MDEK1001 Z-Accuracy

Hi,

I’m relatively new to this technology and am doing experiments for my thesis. For these experiments, four anchors are set in a square shape at one height and a tag is placed in static mode in the middle. I am getting around 10 cm error in x and y, which seems consistent with the manual’s numbers. However, I am getting around 50 cm in Z. Is there any way to see what I may be doing wrong? I tried putting all the anchors and the tag on the floor (z = 0) and the anchors in a square shape with a dimension of 60 cm. The estimates are giving me z = 20 cm again.

The main problem is that I am extracting the ranging measurements to do least-squares and get an estimate myself. And since the error is high, the least-squares diverges and doesn’t give me any numbers.

I have also tried updating the firmware using the DRTLS Android app but it always says “failed”.

Does anyone have an idea what might be wrong?

Thanks!

Nothing is wrong. Your anchors have a lot more horizontal diversity and separation than vertical diversity and separation and so you gain greater accuracy in the horizontal direction.
Think of it this way: If you move the tag 1m to the side how much does your range to an anchor change? Probably a fair proportion of 1 m. Now move your tag 1 meter vertically, how much does the range change? Assuming a horizontal distance of 5 m from the anchor the range will change by about 10 cm.

This is for a thesis so I’m assuming you want to be academically rigorous. Look up geometric dilution of precision. It’s normally used in relation to GPS but the principals are equally applicable to any positioning system.
Take the anchor locations, the tag location and the errors or uncertainty in the individual tag to anchor ranges. Use them as inputs to the GDoP calculation and you will get the horizontal and vertical accuracies you can expect to achieve.

How do you get more accuracy? You’re using least squares so more anchors will help. Average more measurements and reject outliers to reduce the measurement noise. Play with the anchor heights to improve the geometry.
Unfortunately there is only so much you can do, it’s a lot easier to vary the horizontal position of things than the vertical.
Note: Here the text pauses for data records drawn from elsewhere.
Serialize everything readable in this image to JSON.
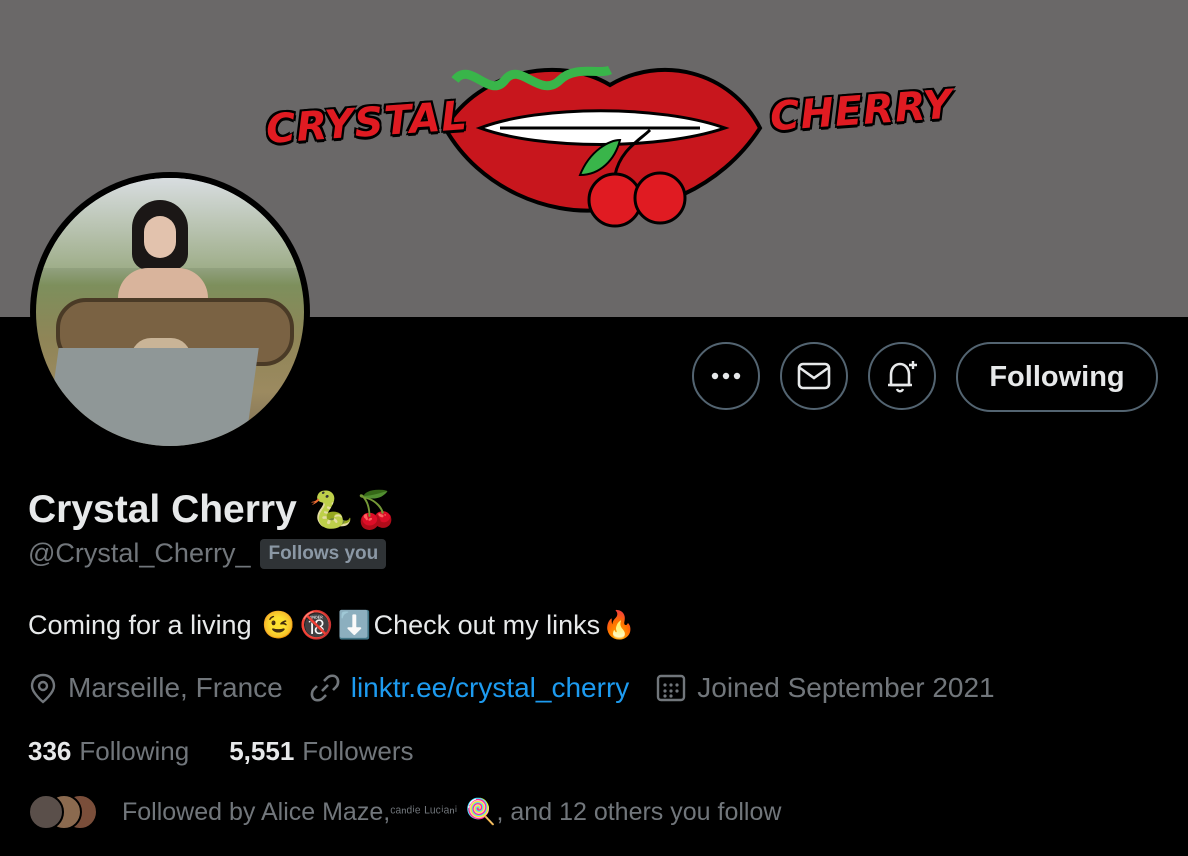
{
  "banner": {
    "logo_left": "CRYSTAL",
    "logo_right": "CHERRY",
    "bg_color": "#6a6868"
  },
  "actions": {
    "more_icon": "more-icon",
    "message_icon": "mail-icon",
    "notify_icon": "bell-plus-icon",
    "following_label": "Following"
  },
  "profile": {
    "name": "Crystal Cherry",
    "name_emoji": "🐍🍒",
    "handle": "@Crystal_Cherry_",
    "follows_you": "Follows you",
    "bio_text_1": "Coming for a living",
    "bio_emoji_1": "😉",
    "bio_emoji_2": "🔞",
    "bio_emoji_3": "⬇️",
    "bio_text_2": "Check out my links",
    "bio_emoji_4": "🔥"
  },
  "meta": {
    "location": "Marseille, France",
    "link": "linktr.ee/crystal_cherry",
    "joined": "Joined September 2021"
  },
  "stats": {
    "following_count": "336",
    "following_label": "Following",
    "followers_count": "5,551",
    "followers_label": "Followers"
  },
  "followed_by": {
    "prefix": "Followed by Alice Maze, ",
    "name2": "ᶜᵃⁿᵈⁱᵉ ᴸᵘᶜⁱᵃⁿⁱ",
    "name2_emoji": "🍭",
    "suffix": ", and 12 others you follow"
  },
  "colors": {
    "accent_link": "#1d9bf0",
    "muted_text": "#71767b",
    "logo_red": "#e01b22"
  }
}
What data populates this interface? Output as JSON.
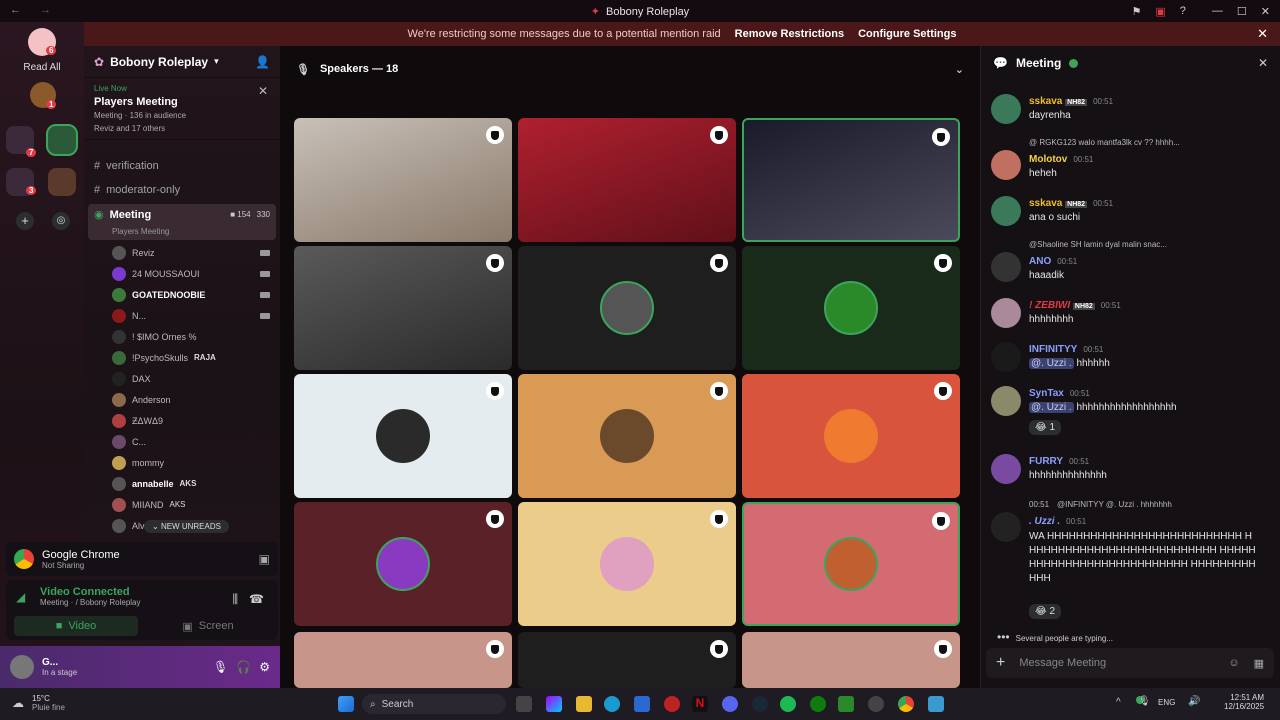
{
  "window": {
    "title": "Bobony Roleplay"
  },
  "notice": {
    "text": "We're restricting some messages due to a potential mention raid",
    "action1": "Remove Restrictions",
    "action2": "Configure Settings"
  },
  "rail": {
    "read_all": "Read All",
    "badges": [
      "6",
      "1",
      "7",
      "3"
    ]
  },
  "server": {
    "name": "Bobony Roleplay"
  },
  "live": {
    "label": "Live Now",
    "title": "Players Meeting",
    "meta": "Meeting · 136 in audience",
    "people": "Reviz and 17 others"
  },
  "channels": [
    {
      "name": "verification"
    },
    {
      "name": "moderator-only"
    }
  ],
  "meeting": {
    "name": "Meeting",
    "sub": "Players Meeting",
    "count1": "154",
    "count2": "330"
  },
  "members": [
    "Reviz",
    "24 MOUSSAOUI",
    "GOATEDNOOBIE",
    "N...",
    "! $IMO Ornes %",
    "!PsychoSkulls",
    "DAX",
    "Anderson",
    "ƵΔWΔ9",
    "C...",
    "mommy",
    "annabelle",
    "MIIAND",
    "Alvaro"
  ],
  "member_tags": {
    "psycho": "RAJA",
    "annabelle": "AKS",
    "miiand": "AKS"
  },
  "new_unreads": "NEW UNREADS",
  "share": {
    "app": "Google Chrome",
    "status": "Not Sharing"
  },
  "voice": {
    "status": "Video Connected",
    "where": "Meeting · / Bobony Roleplay",
    "video": "Video",
    "screen": "Screen"
  },
  "user": {
    "name": "G...",
    "status": "In a stage"
  },
  "stage": {
    "title": "Speakers — 18"
  },
  "chat": {
    "title": "Meeting",
    "messages": [
      {
        "name": "sskava",
        "tag": "NH82",
        "time": "00:51",
        "text": "dayrenha",
        "color": "#f0c020"
      },
      {
        "reply": "@ RGKG123 walo mantfa3lk cv ?? hhhh...",
        "name": "Molotov",
        "time": "00:51",
        "text": "heheh",
        "color": "#f5d142"
      },
      {
        "name": "sskava",
        "tag": "NH82",
        "time": "00:51",
        "text": "ana o suchi",
        "color": "#f0c020"
      },
      {
        "reply": "@Shaoline SH lamin dyal malin snac...",
        "name": "ANO",
        "time": "00:51",
        "text": "haaadik",
        "color": "#8aa0ff"
      },
      {
        "name": "! ZEBIWI",
        "tag": "NH82",
        "time": "00:51",
        "text": "hhhhhhhh",
        "color": "#e23a43"
      },
      {
        "name": "INFINITYY",
        "time": "00:51",
        "mention": "@. Uzzi .",
        "text": "hhhhhh",
        "color": "#8aa0ff"
      },
      {
        "name": "SynTax",
        "time": "00:51",
        "mention": "@. Uzzi .",
        "text": "hhhhhhhhhhhhhhhhhh",
        "color": "#8aa0ff",
        "reaction": "1"
      },
      {
        "name": "FURRY",
        "time": "00:51",
        "text": "hhhhhhhhhhhhhh",
        "color": "#8aa0ff"
      },
      {
        "reply": "@INFINITYY @. Uzzi . hhhhhhh",
        "name": ". Uzzi .",
        "time": "00:51",
        "text": "WA HHHHHHHHHHHHHHHHHHHHHHHHHHH HHHHHHHHHHHHHHHHHHHHHHHHHHH HHHHHHHHHHHHHHHHHHHHHHHHHHH HHHHHHHHHHHH",
        "color": "#8aa0ff",
        "reaction": "2",
        "reply_time": "00:51"
      }
    ],
    "typing": "Several people are typing...",
    "placeholder": "Message Meeting"
  },
  "taskbar": {
    "temp": "15°C",
    "weather": "Pluie fine",
    "search": "Search",
    "lang": "ENG",
    "time": "12:51 AM",
    "date": "12/16/2025"
  }
}
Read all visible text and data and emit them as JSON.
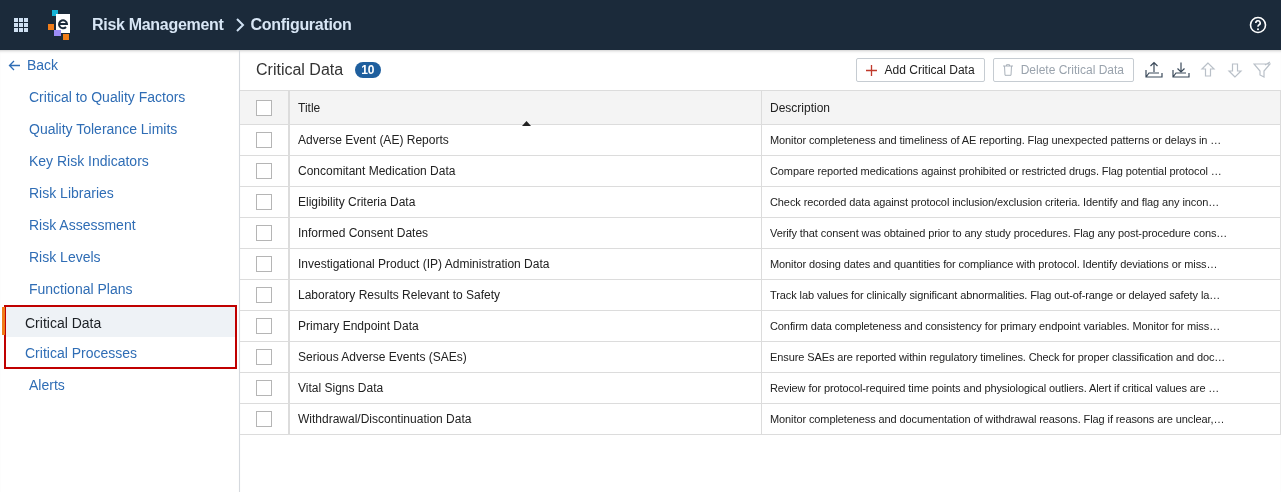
{
  "header": {
    "app_title": "Risk Management",
    "breadcrumb": "Configuration"
  },
  "sidebar": {
    "back": "Back",
    "items": [
      {
        "label": "Critical to Quality Factors",
        "selected": false,
        "highlighted": false
      },
      {
        "label": "Quality Tolerance Limits",
        "selected": false,
        "highlighted": false
      },
      {
        "label": "Key Risk Indicators",
        "selected": false,
        "highlighted": false
      },
      {
        "label": "Risk Libraries",
        "selected": false,
        "highlighted": false
      },
      {
        "label": "Risk Assessment",
        "selected": false,
        "highlighted": false
      },
      {
        "label": "Risk Levels",
        "selected": false,
        "highlighted": false
      },
      {
        "label": "Functional Plans",
        "selected": false,
        "highlighted": false
      },
      {
        "label": "Critical Data",
        "selected": true,
        "highlighted": true
      },
      {
        "label": "Critical Processes",
        "selected": false,
        "highlighted": true
      },
      {
        "label": "Alerts",
        "selected": false,
        "highlighted": false
      }
    ]
  },
  "page": {
    "title": "Critical Data",
    "count": "10"
  },
  "toolbar": [
    {
      "kind": "add",
      "label": "Add Critical Data",
      "disabled": false
    },
    {
      "kind": "delete",
      "label": "Delete Critical Data",
      "disabled": true
    },
    {
      "kind": "upload",
      "disabled": false
    },
    {
      "kind": "download",
      "disabled": false
    },
    {
      "kind": "up",
      "disabled": true
    },
    {
      "kind": "down",
      "disabled": true
    },
    {
      "kind": "filter",
      "disabled": true
    }
  ],
  "table": {
    "header_checked": false,
    "columns": [
      "Title",
      "Description"
    ],
    "rows": [
      {
        "checked": false,
        "title": "Adverse Event (AE) Reports",
        "description": "Monitor completeness and timeliness of AE reporting. Flag unexpected patterns or delays in …"
      },
      {
        "checked": false,
        "title": "Concomitant Medication Data",
        "description": "Compare reported medications against prohibited or restricted drugs. Flag potential protocol …"
      },
      {
        "checked": false,
        "title": "Eligibility Criteria Data",
        "description": "Check recorded data against protocol inclusion/exclusion criteria. Identify and flag any incon…"
      },
      {
        "checked": false,
        "title": "Informed Consent Dates",
        "description": "Verify that consent was obtained prior to any study procedures. Flag any post-procedure cons…"
      },
      {
        "checked": false,
        "title": "Investigational Product (IP) Administration Data",
        "description": "Monitor dosing dates and quantities for compliance with protocol. Identify deviations or miss…"
      },
      {
        "checked": false,
        "title": "Laboratory Results Relevant to Safety",
        "description": "Track lab values for clinically significant abnormalities. Flag out-of-range or delayed safety la…"
      },
      {
        "checked": false,
        "title": "Primary Endpoint Data",
        "description": "Confirm data completeness and consistency for primary endpoint variables. Monitor for miss…"
      },
      {
        "checked": false,
        "title": "Serious Adverse Events (SAEs)",
        "description": "Ensure SAEs are reported within regulatory timelines. Check for proper classification and doc…"
      },
      {
        "checked": false,
        "title": "Vital Signs Data",
        "description": "Review for protocol-required time points and physiological outliers. Alert if critical values are …"
      },
      {
        "checked": false,
        "title": "Withdrawal/Discontinuation Data",
        "description": "Monitor completeness and documentation of withdrawal reasons. Flag if reasons are unclear,…"
      }
    ]
  }
}
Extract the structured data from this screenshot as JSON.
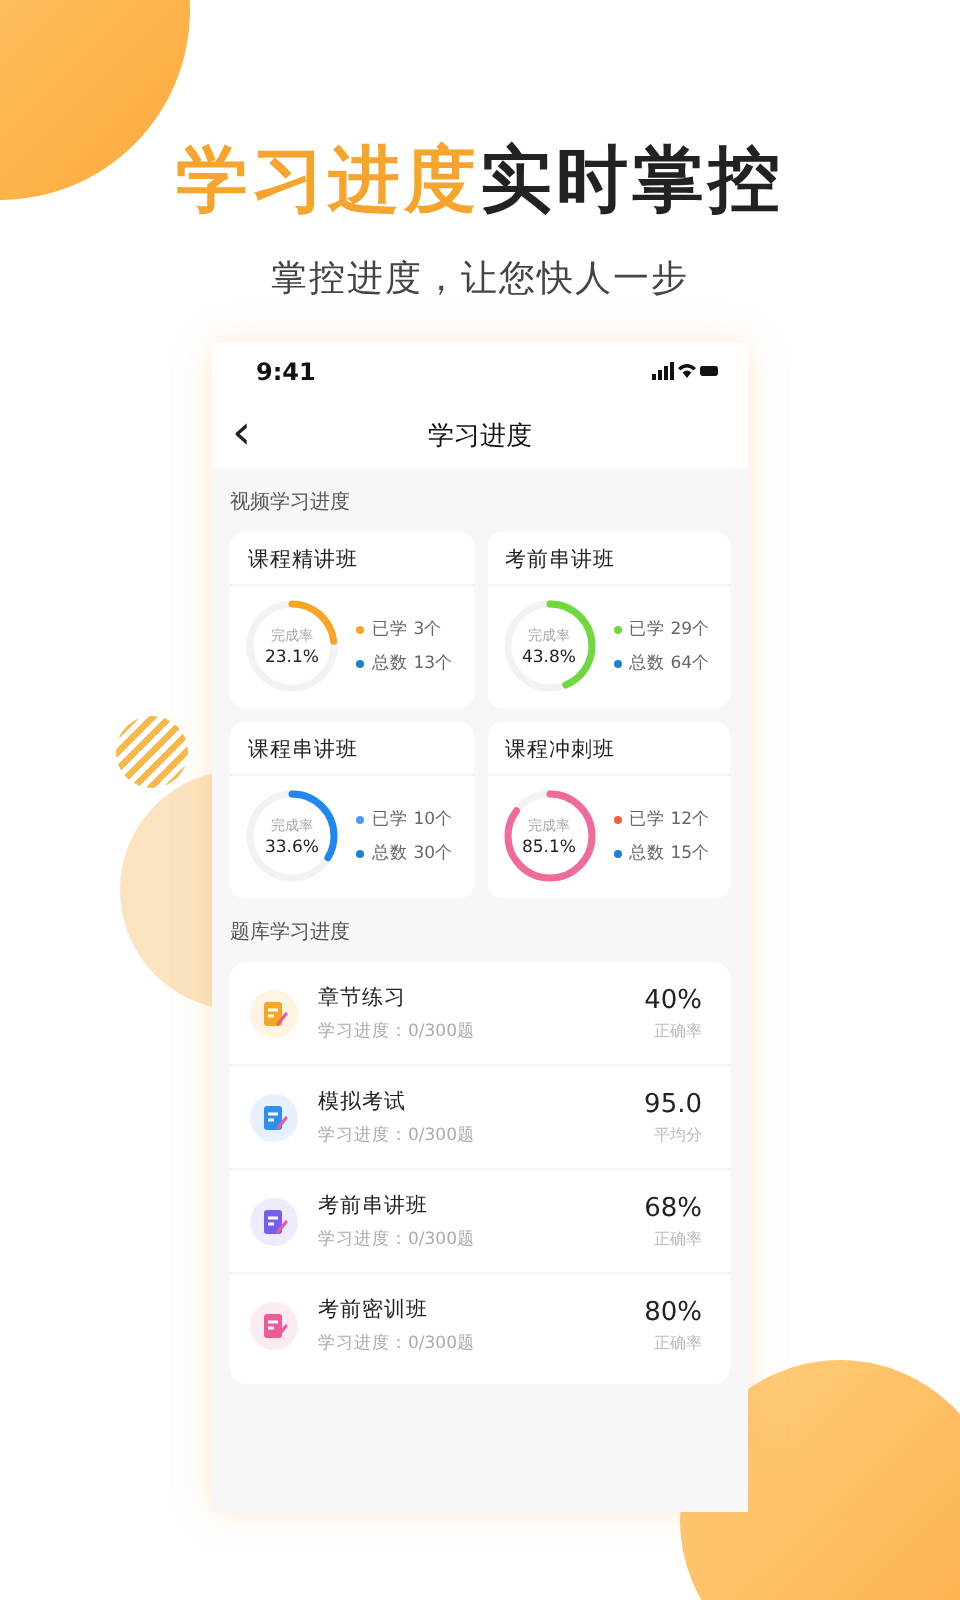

And even if you have a very high ceiling and the ability to vary heights to give the same level of diversity you start hitting physical issues. You can’t put anchors under the ground and you can’t make antennas that are uniform in 3 dimensions, your electronics are going to start blocking the antenna at some point.

The other thing to do is look at relative accuracy and repeatability rather than absolute accuracy.

If you move and then return to the same location do you get the same output? If it’s repeatable then in theory it can be calibrated and corrected for. If you move horizontally does the height stay the same or change in a predictable way? If so that makes the correction a lot simpler to do.

With 12 anchors and a lot of work fine tuning the system we still see vertical position noise that’s around 3 to 4 times the horizontal position noise. Absolute accuracy shows a similar ratio between horizontal and vertical.

Hi Andy,

Thanks for the thorough explanation!

I do get your point about GDoP and repeatability and understand that it makes sense to get higher error rates in the height. However, the concern I have is that this was not happening up until now. I was doing the exact same experiments in February and was getting lower error rates (less than 20 cm in MRSE). But now, I am doing the same procedure and getting more than 40 cm in MRSE.

Is there any possibility of clock drift or any calibration that needs to be fixed after some time of using the devices?

In addition to this, I was able to do least-squares on my ranging measurements back in February, but now the code diverges and gets stuck in the loop, giving me no final estimated location.

Do you have any idea what might be causing the difference between my current results and the ones from back in February?

Thanks again for the help!
Mahdi

Is your setup the same between the two times? Same anchor locations, things in the same orientation? Same or very similar environment?

How neat was the setup? I’ve seen worse results (both real world and simulated) when everything was set up in a perfect grid rather than having slight variations in the locations. This is one of the times when getting everything mm perfect actually makes things worse.

Either way it is critical that your configuration information is correct, you need the anchor locations that you give the system to be as accurate as you can make them. And make sure you don’t get two anchors locations swapped by accident, that is easy to do.

To answer your question, no there isn’t anything that will drift over time, at least not significantly. The clock will drift but the ranging measurement should already allow for that since if clock error isn’t corrected the accuracy is terrible.
There will be antenna delay values that will add a constant offset to all range measurements. But these shouldn’t change meaningfully over time.

Look at the range values you are feeding in to the position calculation and check they seem sensible and low noise.
If they have a constant bias then look at doing an antenna delay calibration - Put the tag at a known point. Use UWB to measure range for all possible tag to anchor and anchor to anchor combinations. Set up a least squares system to work out what constant distance needs to be added to each antenna to minimise the differences between the measured and the actual distances. Once you have that for each anchor and tag you can correct each range by the appropriate anchor and tag values before calculating position.